You’re now ready to deploy the model as a REST API! The first step in this process is to go to Deploy an API from the Quick Actions button.

Below is a screenshot of the filled out Deploy form. Specify the Python script file you used (xgboost_model_api.py) as well as the name of the function you want to deploy (api_predict()). You can select the compute resource size and the environment needed for your script. You can also provide an example of a dataset you want to pass to the API. In this case, you may use the example mentioned above.

The last step is to specify the dependencies, if any, of your deployed function. This can be done by clicking the Add Requirements option. Include the name of your pip or apt requirements file. We recommend putting that file in the same folder as the Python script containing your deployed function.

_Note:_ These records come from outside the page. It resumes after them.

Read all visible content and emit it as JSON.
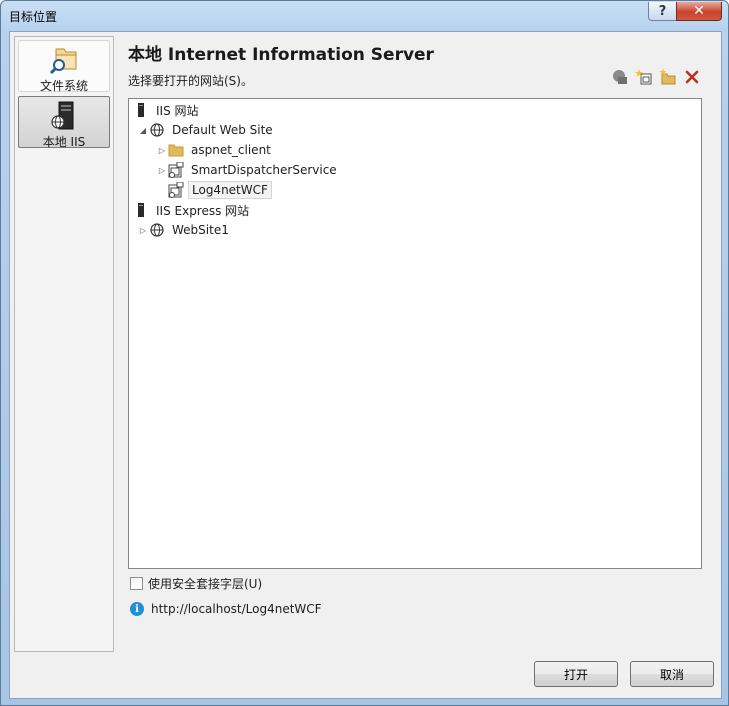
{
  "window": {
    "title": "目标位置",
    "help_label": "?",
    "close_label": "✕"
  },
  "sidebar": {
    "items": [
      {
        "label": "文件系统",
        "icon": "file-system-icon"
      },
      {
        "label": "本地 IIS",
        "icon": "local-iis-server-icon",
        "selected": true
      }
    ]
  },
  "panel": {
    "title": "本地 Internet Information Server",
    "subtitle": "选择要打开的网站(S)。"
  },
  "toolbar": {
    "buttons": [
      "connect-icon",
      "new-web-application-icon",
      "new-virtual-directory-icon",
      "delete-icon"
    ]
  },
  "tree": {
    "nodes": [
      {
        "label": "IIS 网站",
        "icon": "server-icon"
      },
      {
        "label": "Default Web Site",
        "icon": "globe-icon",
        "expanded": true
      },
      {
        "label": "aspnet_client",
        "icon": "folder-icon"
      },
      {
        "label": "SmartDispatcherService",
        "icon": "web-application-icon"
      },
      {
        "label": "Log4netWCF",
        "icon": "web-application-icon",
        "selected": true
      },
      {
        "label": "IIS Express 网站",
        "icon": "server-icon"
      },
      {
        "label": "WebSite1",
        "icon": "globe-icon"
      }
    ]
  },
  "ssl": {
    "label": "使用安全套接字层(U)",
    "checked": false
  },
  "info": {
    "url": "http://localhost/Log4netWCF"
  },
  "buttons": {
    "open": "打开",
    "cancel": "取消"
  },
  "colors": {
    "title_bar": "#b7d2ee",
    "close_button": "#c7452c",
    "delete_icon": "#b8321f",
    "info_icon": "#1f8fd6",
    "folder": "#e2b95c"
  }
}
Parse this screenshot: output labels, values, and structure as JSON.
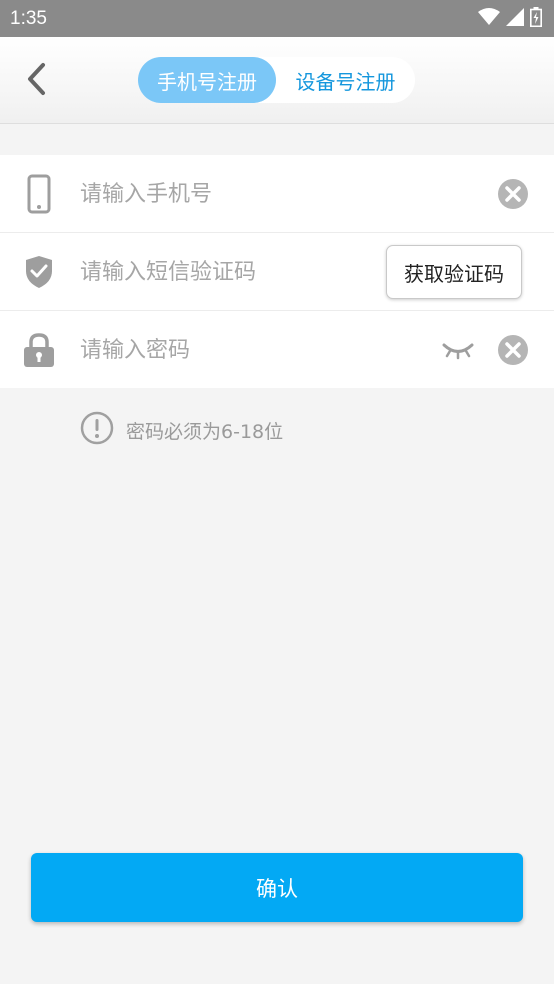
{
  "status_bar": {
    "time": "1:35",
    "icons": [
      "wifi-icon",
      "signal-icon",
      "battery-icon"
    ]
  },
  "header": {
    "back_icon": "chevron-left-icon",
    "tabs": [
      {
        "label": "手机号注册",
        "active": true
      },
      {
        "label": "设备号注册",
        "active": false
      }
    ]
  },
  "form": {
    "phone": {
      "placeholder": "请输入手机号",
      "value": "",
      "icon": "phone-icon"
    },
    "sms": {
      "placeholder": "请输入短信验证码",
      "value": "",
      "icon": "shield-check-icon",
      "button_label": "获取验证码"
    },
    "password": {
      "placeholder": "请输入密码",
      "value": "",
      "icon": "lock-icon"
    }
  },
  "hint": {
    "text": "密码必须为6-18位",
    "icon": "exclamation-circle-icon"
  },
  "confirm": {
    "label": "确认"
  },
  "colors": {
    "accent": "#03a9f4",
    "tab_active_bg": "#7bc7f7",
    "tab_inactive_text": "#1597dd",
    "status_bar": "#8a8a8a",
    "icon_gray": "#9e9e9e"
  }
}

../_images/deploy-lc-xgboost-1.png

Click Deploy and your function has now been deployed as a REST API.

Next, take a look at the Versions tab of your API. An example snapshot is below.

../_images/deploy-lc-xgboost-2.png

Conclusion

You now have a deployed function that predicts the default probability of a loan available on the Lending Club platform. You can use this API endpoint in a variety of applications. We show three different ways to call this API using cURL, Python, and Node.

A colleague can call your model within their Python code or a front-end web developer can call the API using Node and create a web-based app that allows institutional investors to select loans to purchase.